At some point so many people have started to use one product, that its utility is much higher than the alternative. This causes a bandwagon effect. So many more people were on Facebook that it made MySpace useless and users switched in droves. Once enough people chose VCRs or Bluray discs that new movies only came out in those formats, it was silly stick with Betamax or HD-DVD. Network externalities result in a winner-take-all situation similar to social learning, except this is a rational process where users decide based on the lack of utility of the loser.

However, this process is fragile and unpredictable, just like social learning. Until one competitor reaches the tipping point where the bandwagon effect begins, the process could easily switch due to an influx of users from one side. This is because the decision-making process up until that point is largely driven by personal preferences and it is not guaranteed that everyone will decide simultaneously (many are laggards and wait for a winner to begin to emerge before adopting!).

Three models that drive superstars

We now have the three models that produce superstars and the heavy-tailed distribution of success that we started examining in the first lecture. Understanding which theory is at play is important when introducing a product, since the methods you can use to improve your products standing will change.
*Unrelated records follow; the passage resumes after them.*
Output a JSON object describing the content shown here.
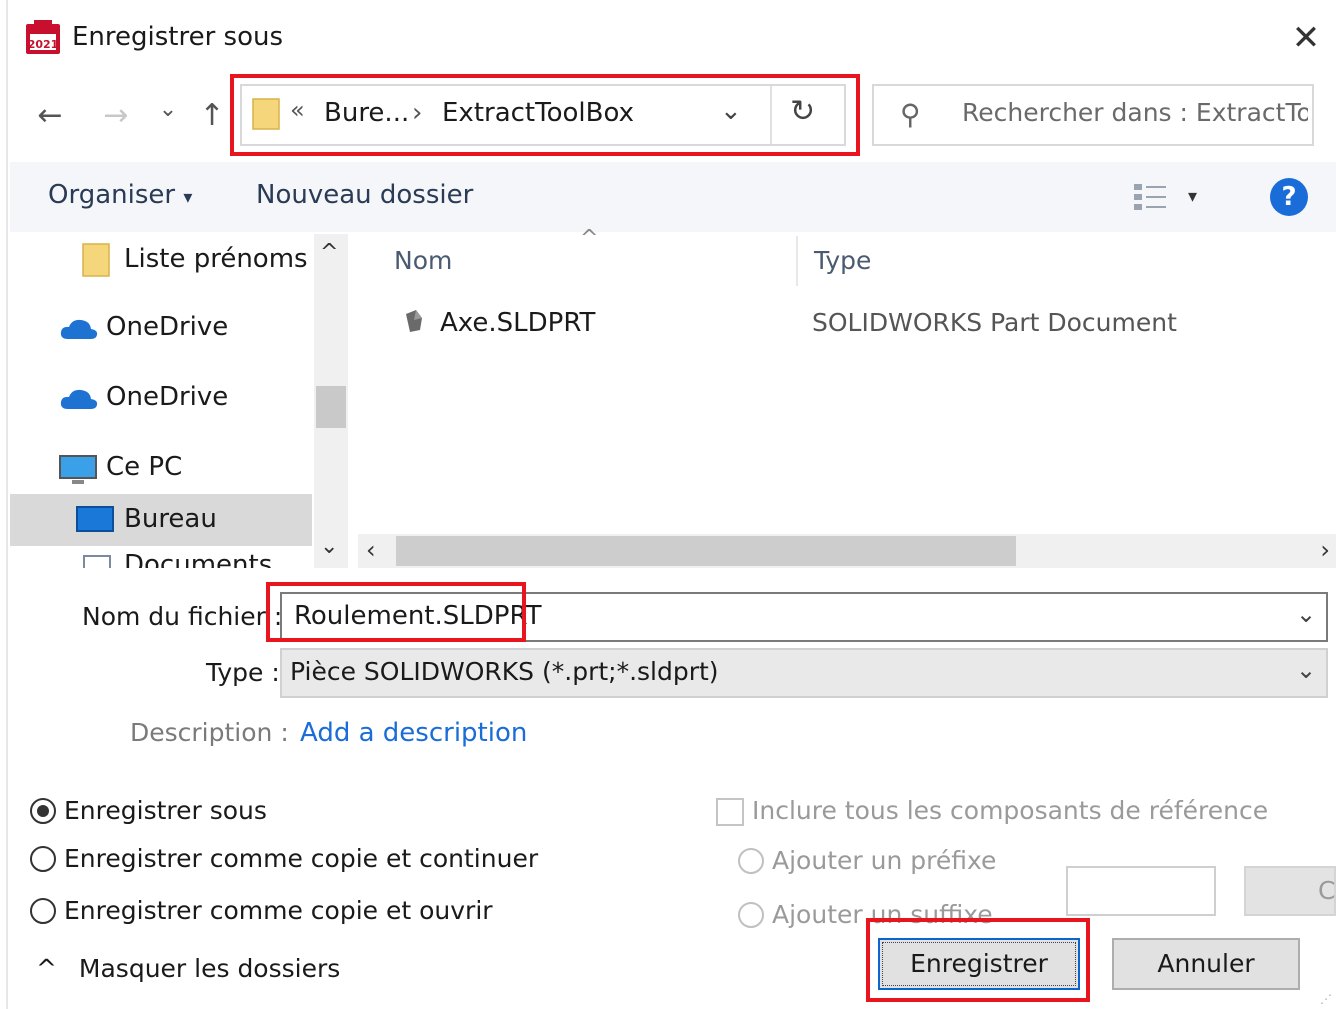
{
  "window": {
    "title": "Enregistrer sous",
    "close_glyph": "✕",
    "app_icon": "solidworks-app-icon"
  },
  "nav": {
    "back_glyph": "←",
    "forward_glyph": "→",
    "recent_glyph": "⌄",
    "up_glyph": "↑"
  },
  "address": {
    "overflow_glyph": "«",
    "segments": [
      "Bure...",
      "ExtractToolBox"
    ],
    "separator_glyph": "›",
    "dropdown_glyph": "⌄",
    "refresh_glyph": "↻"
  },
  "search": {
    "icon_glyph": "⚲",
    "placeholder": "Rechercher dans : ExtractToo..."
  },
  "toolbar": {
    "organize_label": "Organiser",
    "organize_caret": "▾",
    "new_folder_label": "Nouveau dossier",
    "view_caret": "▾",
    "help_label": "?"
  },
  "navpane": {
    "items": [
      {
        "label": "Liste prénoms",
        "icon": "folder-icon"
      },
      {
        "label": "OneDrive",
        "icon": "onedrive-cloud-icon"
      },
      {
        "label": "OneDrive",
        "icon": "onedrive-cloud-icon"
      },
      {
        "label": "Ce PC",
        "icon": "computer-icon"
      },
      {
        "label": "Bureau",
        "icon": "desktop-icon",
        "selected": true
      },
      {
        "label": "Documents",
        "icon": "documents-icon"
      }
    ],
    "scroll_up_glyph": "^",
    "scroll_down_glyph": "⌄"
  },
  "filelist": {
    "columns": [
      "Nom",
      "Type"
    ],
    "sort_glyph": "^",
    "rows": [
      {
        "name": "Axe.SLDPRT",
        "type": "SOLIDWORKS Part Document",
        "icon": "solidworks-part-icon"
      }
    ],
    "scroll_left_glyph": "‹",
    "scroll_right_glyph": "›"
  },
  "form": {
    "filename_label": "Nom du fichier :",
    "filename_value": "Roulement.SLDPRT",
    "type_label": "Type :",
    "type_value": "Pièce SOLIDWORKS (*.prt;*.sldprt)",
    "dropdown_glyph": "⌄",
    "description_label": "Description :",
    "description_link": "Add a description"
  },
  "options": {
    "save_modes": [
      {
        "label": "Enregistrer sous",
        "checked": true
      },
      {
        "label": "Enregistrer comme copie et continuer",
        "checked": false
      },
      {
        "label": "Enregistrer comme copie et ouvrir",
        "checked": false
      }
    ],
    "include_refs_label": "Inclure tous les composants de référence",
    "prefix_label": "Ajouter un préfixe",
    "suffix_label": "Ajouter un suffixe",
    "side_button_label": "C"
  },
  "footer": {
    "hide_folders_glyph": "^",
    "hide_folders_label": "Masquer les dossiers",
    "save_button": "Enregistrer",
    "cancel_button": "Annuler"
  },
  "colors": {
    "highlight_red": "#e8141e",
    "accent_blue": "#1a6dd8",
    "folder_yellow": "#f5d67a",
    "onedrive_blue": "#1e73d2"
  }
}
If quality is the main driver, then it pays to invest in making a far superior product or performance than your competitors.

If social learning is the driver, then you should figure out how to turn out your fans to improve your standing.

If network effects drive the phenomenon, then you should figure out how to increase the installed user base as rapidly as possible.

These are the dead simple take-aways, but they can be effective in helping you hone a strategy for your product if you expect it to compete in a superstar market.